Folks who love the easy-going, Stripes-like charm of Bill Murray will find it here in his voice performance as Baloo the bear. He’s perfectly cast, as is Kingsley as the regal but caring Bagheera, and Nyong’o as the fiercely protective and unapologetically loving mother wolf Raksha. I swear her scenes where Raksha proclaims Mowgli is her cub had me close to tears. And, of course, Idris Elba can do no wrong as the Big Bad, Shere Khan. There’s malice and a joy in his violence, but there’s also pain, and fear of the humans who scarred him. It’s your typical Disney baddie, but Elba gives Khan a touch of believablility. I understood why Khan was the way he was. I didn’t like it, but I understood it.
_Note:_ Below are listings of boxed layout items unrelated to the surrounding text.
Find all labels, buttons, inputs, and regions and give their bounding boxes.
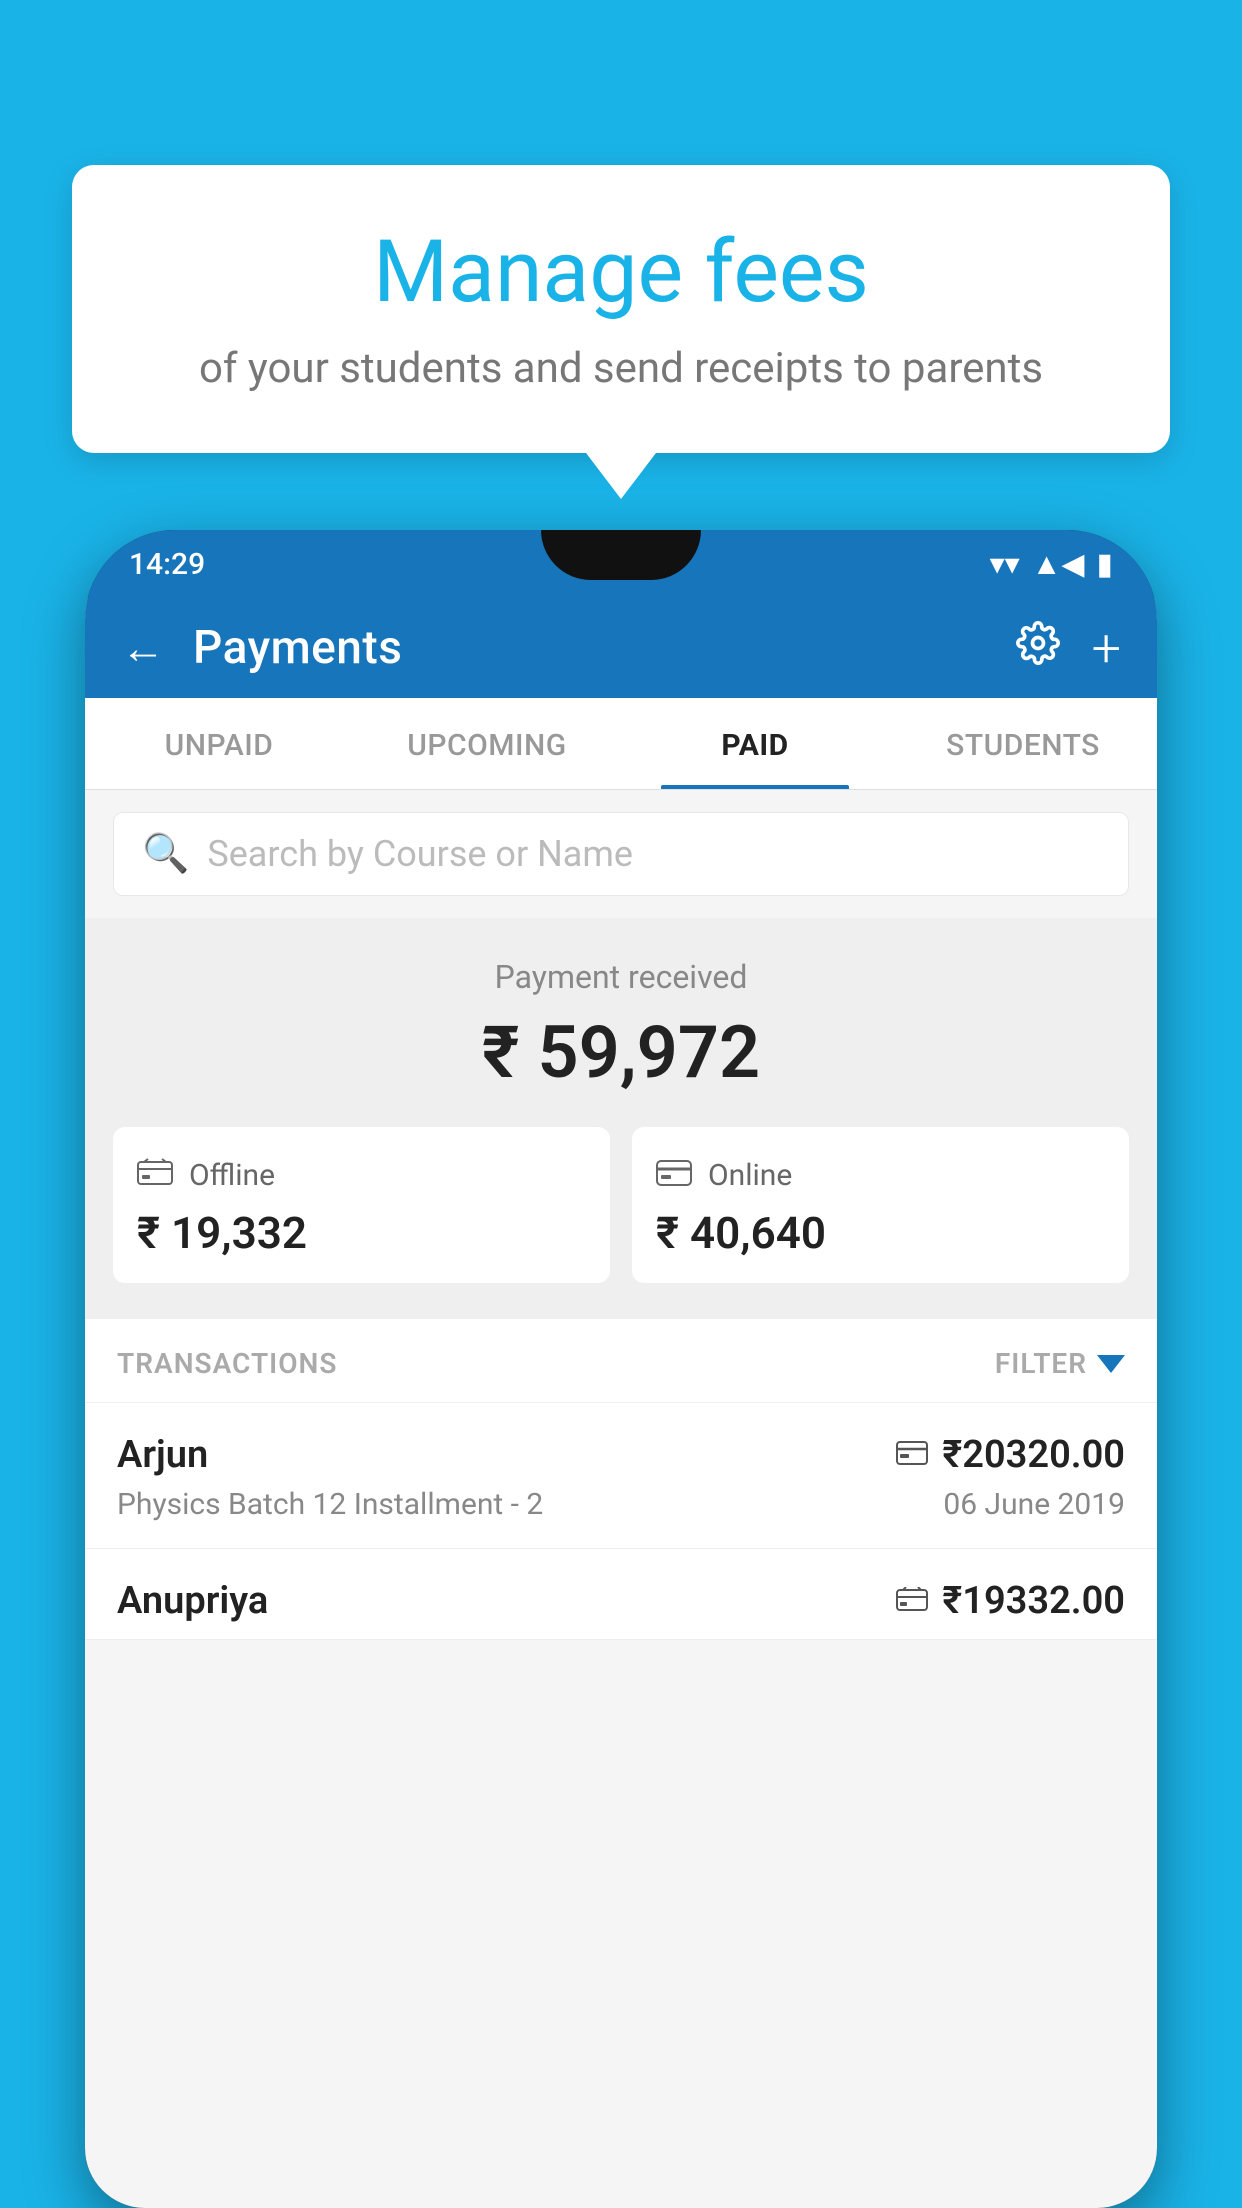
tab-paid[interactable]: PAID [621,698,889,789]
phone-frame: 14:29 ▾▾ ▲◀ ▮ ← Payments + [85,530,1157,2208]
transaction-amount-wrap: ₹19332.00 [896,1579,1125,1623]
time-label: 14:29 [129,547,205,582]
transaction-row[interactable]: Anupriya ₹19332.00 [85,1549,1157,1640]
tab-upcoming[interactable]: UPCOMING [353,698,621,789]
payment-received-label: Payment received [113,958,1129,996]
online-label: Online [708,1158,792,1193]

So what’s not to like? Well, A few of the characters felt like they were given short shrift in this live-action film – Kaa and King Louie most especially – but I have to say that focusing on Mowgli’s bond with his wolf family, and the friendships he has with Baloo and Bagheera, make up for that. Plus, this Jungle Book isn’t a musical, so time spent with the mesmerizing Kaa and the Gigantopithecus/orangutan King will be shorter since their musical numbers are cut short, or omitted altogether. (Though do stay for the end credits, where you can hear Johansson’s haunting rendition of “Trust In Me”. Well done.) Yeah, so while I would have liked more herpy snaketime, I got more wolftime. Guess I’m fine with that. Plus, there’s a sequel in the works, so who knows what could come along next?
Okay, two last things before I go. One: get the to an IMAX 3D. Seriously. The CGI, art direction and overall amazing eyeball candy are worth springing for the big tickets. Two: this movie is darker than the original animated Jungle Book, so gauge your young wannabe audience members accordingly. No, it’s not as terrifying as censors in India would have you believe. But the animals are so lifelike that very young ones could be afraid and/or sad when they fight, stampede, or otherwise get themselves in perilous situations. Any child under the age of five should probably be sat down for the “real/not real” conversation before you don those hep 3D glasses.